4.2 Disclaimer of Liability YELLOWSHAKE shall not be responsible for and disclaims all liability for any loss, liability, damage (whether direct, indirect or consequential), personal injury or expense of any nature whatsoever which may be suffered by you or any third party (including your company), as a result of or which may be attributable, directly or indirectly, to your access and use of the Websites, any information contained on the Websites, your or your company’s personal information or material and information transmitted over our system. In particular, neither YELLOWSHAKE nor any third party or data or content provider shall be liable in any way to you or to any other person, firm or corporation whatsoever for any loss, liability, damage (whether direct or consequential), personal injury or expense of any nature whatsoever arising from any delays, inaccuracies, errors in, or omission of any share price information or the transmission thereof, or for any actions taken in reliance thereon or occasioned thereby or by reason of non-performance or interruption, or termination thereof.
4.3 Indemnification YOU AGREE TO DEFEND, INDEMNIFY, AND HOLD HARMLESS YELLOWSHAKE, FROM AND AGAINST ANY AND ALL CLAIMS, EXPENSES OR DAMAGES (INCLUDING ATTORNEYS’ FEES), WHETHER KNOWN OR UNKNOWN, ARISING FROM, INCURRED AS A RESULT OF, OR IN ANY MANNER RELATED TO (A) YOUR USE OF THE SERVICES OR THE WEBSITES, OR (B) YOUR PROMISES OR STATEMENTS MADE IN THIS AGREEMENT. YOU HEREBY AGREE TO WAIVE (TO THE EXTENT PERMISSABLE) ALL LAWS THAT MAY LIMIT THE EFFECTIVENESS OF THE FOREGOING RELEASES. NOTWITHSTANDING THE FOREGOING, THIS INDEMNIFICATION SHALL APPLY TO THE FULLEST EXTENT PERMITTED BY LAW AND SHALL SURVIVE TERMINATION OF THIS AGREEMENT.
4.4 Conflict of Terms If there is a conflict or contradiction between the provisions of these website terms and conditions and any other relevant terms and conditions, policies or notices, the other relevant terms and conditions, policies or notices which relate specifically to a particular section or module of the Websites shall prevail in respect of your use of the relevant section or module of the Websites.

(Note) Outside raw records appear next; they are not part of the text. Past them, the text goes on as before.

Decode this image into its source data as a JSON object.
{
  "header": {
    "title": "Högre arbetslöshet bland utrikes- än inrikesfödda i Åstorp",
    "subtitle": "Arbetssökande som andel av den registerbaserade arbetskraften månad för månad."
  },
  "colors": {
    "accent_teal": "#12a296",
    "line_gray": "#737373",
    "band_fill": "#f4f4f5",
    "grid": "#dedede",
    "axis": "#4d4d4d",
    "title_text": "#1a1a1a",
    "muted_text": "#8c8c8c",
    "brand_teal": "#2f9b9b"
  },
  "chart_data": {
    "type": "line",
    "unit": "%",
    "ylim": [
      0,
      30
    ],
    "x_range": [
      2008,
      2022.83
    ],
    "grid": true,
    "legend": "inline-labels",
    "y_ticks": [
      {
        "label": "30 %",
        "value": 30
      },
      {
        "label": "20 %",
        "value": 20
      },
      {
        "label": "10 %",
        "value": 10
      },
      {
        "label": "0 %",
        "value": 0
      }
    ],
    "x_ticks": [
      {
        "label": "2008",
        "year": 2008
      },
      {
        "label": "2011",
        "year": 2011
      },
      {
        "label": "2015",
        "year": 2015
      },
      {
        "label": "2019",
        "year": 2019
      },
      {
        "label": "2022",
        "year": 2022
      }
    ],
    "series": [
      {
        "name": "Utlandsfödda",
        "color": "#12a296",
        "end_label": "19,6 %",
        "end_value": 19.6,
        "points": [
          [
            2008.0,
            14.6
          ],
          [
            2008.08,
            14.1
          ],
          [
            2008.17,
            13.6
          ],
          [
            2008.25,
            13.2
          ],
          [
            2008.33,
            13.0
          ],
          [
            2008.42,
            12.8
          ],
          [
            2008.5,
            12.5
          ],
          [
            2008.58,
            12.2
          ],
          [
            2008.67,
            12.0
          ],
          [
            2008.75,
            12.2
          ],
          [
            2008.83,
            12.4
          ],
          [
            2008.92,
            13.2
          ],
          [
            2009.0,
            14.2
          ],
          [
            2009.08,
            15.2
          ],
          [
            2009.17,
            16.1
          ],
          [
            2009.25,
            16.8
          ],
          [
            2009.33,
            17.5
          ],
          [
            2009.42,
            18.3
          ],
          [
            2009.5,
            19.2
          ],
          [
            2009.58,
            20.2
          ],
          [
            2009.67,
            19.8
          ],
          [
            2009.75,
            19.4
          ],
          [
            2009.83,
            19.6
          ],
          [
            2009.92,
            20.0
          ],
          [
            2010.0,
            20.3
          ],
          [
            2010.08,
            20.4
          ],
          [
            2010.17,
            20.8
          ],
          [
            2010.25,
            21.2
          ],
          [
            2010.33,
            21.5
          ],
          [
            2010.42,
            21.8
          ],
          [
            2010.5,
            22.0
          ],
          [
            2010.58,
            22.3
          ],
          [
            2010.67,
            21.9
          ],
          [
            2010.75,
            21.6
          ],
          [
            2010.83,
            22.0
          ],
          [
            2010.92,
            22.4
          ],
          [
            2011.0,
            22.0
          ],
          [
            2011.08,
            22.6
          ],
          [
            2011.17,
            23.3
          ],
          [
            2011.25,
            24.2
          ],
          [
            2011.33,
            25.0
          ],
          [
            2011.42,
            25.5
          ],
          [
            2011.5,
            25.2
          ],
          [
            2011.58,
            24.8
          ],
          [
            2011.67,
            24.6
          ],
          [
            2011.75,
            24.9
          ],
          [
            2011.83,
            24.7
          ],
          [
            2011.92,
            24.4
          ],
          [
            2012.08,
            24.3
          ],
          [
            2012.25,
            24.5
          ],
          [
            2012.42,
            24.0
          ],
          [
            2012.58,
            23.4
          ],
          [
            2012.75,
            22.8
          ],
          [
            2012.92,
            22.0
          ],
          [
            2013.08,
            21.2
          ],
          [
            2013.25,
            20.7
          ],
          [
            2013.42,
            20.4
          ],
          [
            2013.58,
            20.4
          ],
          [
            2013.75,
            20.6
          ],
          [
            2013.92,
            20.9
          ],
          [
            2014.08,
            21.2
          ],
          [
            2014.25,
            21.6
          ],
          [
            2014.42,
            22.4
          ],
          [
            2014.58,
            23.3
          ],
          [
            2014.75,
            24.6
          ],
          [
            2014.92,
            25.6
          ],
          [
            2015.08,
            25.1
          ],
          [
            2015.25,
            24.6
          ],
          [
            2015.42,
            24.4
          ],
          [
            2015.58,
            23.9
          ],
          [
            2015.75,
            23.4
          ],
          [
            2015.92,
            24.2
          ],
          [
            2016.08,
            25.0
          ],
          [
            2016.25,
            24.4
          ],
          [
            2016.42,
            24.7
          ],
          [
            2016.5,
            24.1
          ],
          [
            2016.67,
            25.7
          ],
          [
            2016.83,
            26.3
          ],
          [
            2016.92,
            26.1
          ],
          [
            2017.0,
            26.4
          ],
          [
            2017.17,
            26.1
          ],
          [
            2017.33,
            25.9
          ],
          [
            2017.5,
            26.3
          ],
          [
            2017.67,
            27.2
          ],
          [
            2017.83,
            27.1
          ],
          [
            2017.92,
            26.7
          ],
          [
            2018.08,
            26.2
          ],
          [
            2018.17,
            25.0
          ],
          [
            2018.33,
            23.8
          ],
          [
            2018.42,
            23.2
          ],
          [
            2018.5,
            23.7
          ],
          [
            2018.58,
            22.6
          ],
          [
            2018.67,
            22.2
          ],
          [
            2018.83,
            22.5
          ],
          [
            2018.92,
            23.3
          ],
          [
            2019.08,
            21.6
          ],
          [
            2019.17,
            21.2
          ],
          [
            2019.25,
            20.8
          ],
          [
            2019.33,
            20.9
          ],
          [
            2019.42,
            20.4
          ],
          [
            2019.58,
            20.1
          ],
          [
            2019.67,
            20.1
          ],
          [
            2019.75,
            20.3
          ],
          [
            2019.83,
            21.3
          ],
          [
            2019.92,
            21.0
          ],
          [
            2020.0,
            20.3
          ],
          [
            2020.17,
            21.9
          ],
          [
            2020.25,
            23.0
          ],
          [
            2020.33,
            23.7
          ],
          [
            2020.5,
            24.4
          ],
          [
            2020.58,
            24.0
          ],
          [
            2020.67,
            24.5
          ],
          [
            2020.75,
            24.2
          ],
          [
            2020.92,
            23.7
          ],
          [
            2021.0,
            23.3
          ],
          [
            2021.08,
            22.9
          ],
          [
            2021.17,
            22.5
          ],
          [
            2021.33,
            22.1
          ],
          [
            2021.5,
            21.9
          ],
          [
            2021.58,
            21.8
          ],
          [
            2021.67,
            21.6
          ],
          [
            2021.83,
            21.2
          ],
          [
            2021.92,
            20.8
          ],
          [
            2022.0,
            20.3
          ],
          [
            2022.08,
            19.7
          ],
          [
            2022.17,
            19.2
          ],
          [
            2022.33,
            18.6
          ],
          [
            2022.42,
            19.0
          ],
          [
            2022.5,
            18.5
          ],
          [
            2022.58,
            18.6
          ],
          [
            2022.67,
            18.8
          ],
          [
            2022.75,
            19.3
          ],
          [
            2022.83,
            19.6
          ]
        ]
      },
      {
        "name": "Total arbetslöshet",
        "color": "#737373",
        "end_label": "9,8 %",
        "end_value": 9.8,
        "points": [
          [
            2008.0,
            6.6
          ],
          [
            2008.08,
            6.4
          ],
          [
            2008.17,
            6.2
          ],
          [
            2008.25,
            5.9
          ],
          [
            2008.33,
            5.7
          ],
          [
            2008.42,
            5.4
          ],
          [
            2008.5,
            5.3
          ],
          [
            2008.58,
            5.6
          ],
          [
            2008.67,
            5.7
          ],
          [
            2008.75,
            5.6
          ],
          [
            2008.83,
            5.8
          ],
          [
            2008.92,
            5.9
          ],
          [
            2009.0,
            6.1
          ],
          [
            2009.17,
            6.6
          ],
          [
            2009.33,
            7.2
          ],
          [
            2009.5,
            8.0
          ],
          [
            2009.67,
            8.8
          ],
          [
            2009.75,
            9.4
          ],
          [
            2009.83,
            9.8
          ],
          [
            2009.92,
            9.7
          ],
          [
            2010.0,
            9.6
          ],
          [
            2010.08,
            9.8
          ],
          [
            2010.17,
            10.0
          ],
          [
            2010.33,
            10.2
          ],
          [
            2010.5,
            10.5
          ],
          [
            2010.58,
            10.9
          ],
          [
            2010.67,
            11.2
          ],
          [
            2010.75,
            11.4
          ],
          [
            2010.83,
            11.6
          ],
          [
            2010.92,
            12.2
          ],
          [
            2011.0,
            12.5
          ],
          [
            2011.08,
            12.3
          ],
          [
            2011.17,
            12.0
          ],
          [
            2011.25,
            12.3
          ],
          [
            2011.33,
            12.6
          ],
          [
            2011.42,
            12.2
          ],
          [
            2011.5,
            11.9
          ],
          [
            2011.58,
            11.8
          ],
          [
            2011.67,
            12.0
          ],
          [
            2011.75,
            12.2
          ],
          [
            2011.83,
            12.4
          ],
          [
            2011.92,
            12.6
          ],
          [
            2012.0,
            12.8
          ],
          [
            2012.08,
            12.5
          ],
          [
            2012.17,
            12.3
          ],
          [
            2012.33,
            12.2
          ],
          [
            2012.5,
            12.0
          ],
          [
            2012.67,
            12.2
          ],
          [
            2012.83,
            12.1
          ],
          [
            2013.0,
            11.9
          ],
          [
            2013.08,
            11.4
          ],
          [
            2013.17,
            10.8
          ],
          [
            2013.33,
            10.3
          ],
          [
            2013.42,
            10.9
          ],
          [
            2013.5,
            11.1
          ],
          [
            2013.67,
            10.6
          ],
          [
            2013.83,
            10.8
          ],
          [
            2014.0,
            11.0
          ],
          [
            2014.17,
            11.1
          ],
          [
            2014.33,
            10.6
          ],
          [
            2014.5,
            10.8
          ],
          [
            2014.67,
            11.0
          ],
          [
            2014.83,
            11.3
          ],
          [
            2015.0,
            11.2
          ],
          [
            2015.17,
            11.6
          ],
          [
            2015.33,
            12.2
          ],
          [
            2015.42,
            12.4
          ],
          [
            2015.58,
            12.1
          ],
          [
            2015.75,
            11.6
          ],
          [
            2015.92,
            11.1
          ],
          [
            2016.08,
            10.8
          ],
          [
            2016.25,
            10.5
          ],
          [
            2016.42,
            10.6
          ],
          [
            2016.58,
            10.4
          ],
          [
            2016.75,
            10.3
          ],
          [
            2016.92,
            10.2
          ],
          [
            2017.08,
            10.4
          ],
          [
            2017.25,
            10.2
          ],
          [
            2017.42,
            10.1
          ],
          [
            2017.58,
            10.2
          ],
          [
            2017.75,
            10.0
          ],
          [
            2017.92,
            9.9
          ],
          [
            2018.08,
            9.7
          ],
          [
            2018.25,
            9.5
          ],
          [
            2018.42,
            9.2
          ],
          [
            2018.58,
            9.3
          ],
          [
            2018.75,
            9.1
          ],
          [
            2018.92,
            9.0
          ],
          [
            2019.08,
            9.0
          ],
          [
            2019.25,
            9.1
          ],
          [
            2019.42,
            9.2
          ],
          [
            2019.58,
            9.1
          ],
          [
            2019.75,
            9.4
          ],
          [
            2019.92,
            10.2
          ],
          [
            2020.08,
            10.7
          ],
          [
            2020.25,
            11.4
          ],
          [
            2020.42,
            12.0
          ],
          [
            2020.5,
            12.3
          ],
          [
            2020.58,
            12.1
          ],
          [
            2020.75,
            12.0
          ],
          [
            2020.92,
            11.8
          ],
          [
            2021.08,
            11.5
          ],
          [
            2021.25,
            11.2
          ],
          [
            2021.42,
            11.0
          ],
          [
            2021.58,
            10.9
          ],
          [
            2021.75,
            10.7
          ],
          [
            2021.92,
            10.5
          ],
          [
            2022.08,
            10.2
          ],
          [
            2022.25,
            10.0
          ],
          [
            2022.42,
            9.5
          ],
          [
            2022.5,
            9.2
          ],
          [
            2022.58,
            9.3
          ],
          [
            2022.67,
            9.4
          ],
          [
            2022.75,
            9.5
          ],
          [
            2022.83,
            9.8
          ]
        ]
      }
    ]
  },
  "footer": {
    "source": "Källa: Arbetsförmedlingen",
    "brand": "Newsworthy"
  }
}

4.5 Severability Any provision of any relevant terms and conditions, policies and notices, which is or becomes unenforceable in any jurisdiction, whether due to being void, invalidity, illegality, unlawfulness or for any reason whatever, shall, in such jurisdiction only and only to the extent that it is so unenforceable, be treated as void and the remaining provisions of any relevant terms and conditions, policies and notices shall remain in full force and effect.
4.6 Entire Agreement This Agreement, including any Exhibits, states the entire Agreement between the parties and supersedes all previous contracts, proposals, oral or written, and all other communications between the parties respecting the subject matter hereof, and supersedes any and all prior understandings, representations, warranties, agreements or contracts (whether oral or written) between Client and YELLOWSHAKE respecting the subject matter hereof.
4.7 Force Majeure YELLOWSHAKE shall not be responsible for delays or failures (including any delay by YELLOWSHAKE to make progress in the prosecution of any Services) if such delay arises out of causes beyond its control. Such causes may include, but are not restricted to, acts of God or of the public enemy, fires, floods, epidemics, riots, quarantine restrictions, strikes, freight embargoes, earthquakes, electrical outages, computer or communications failures, and severe weather.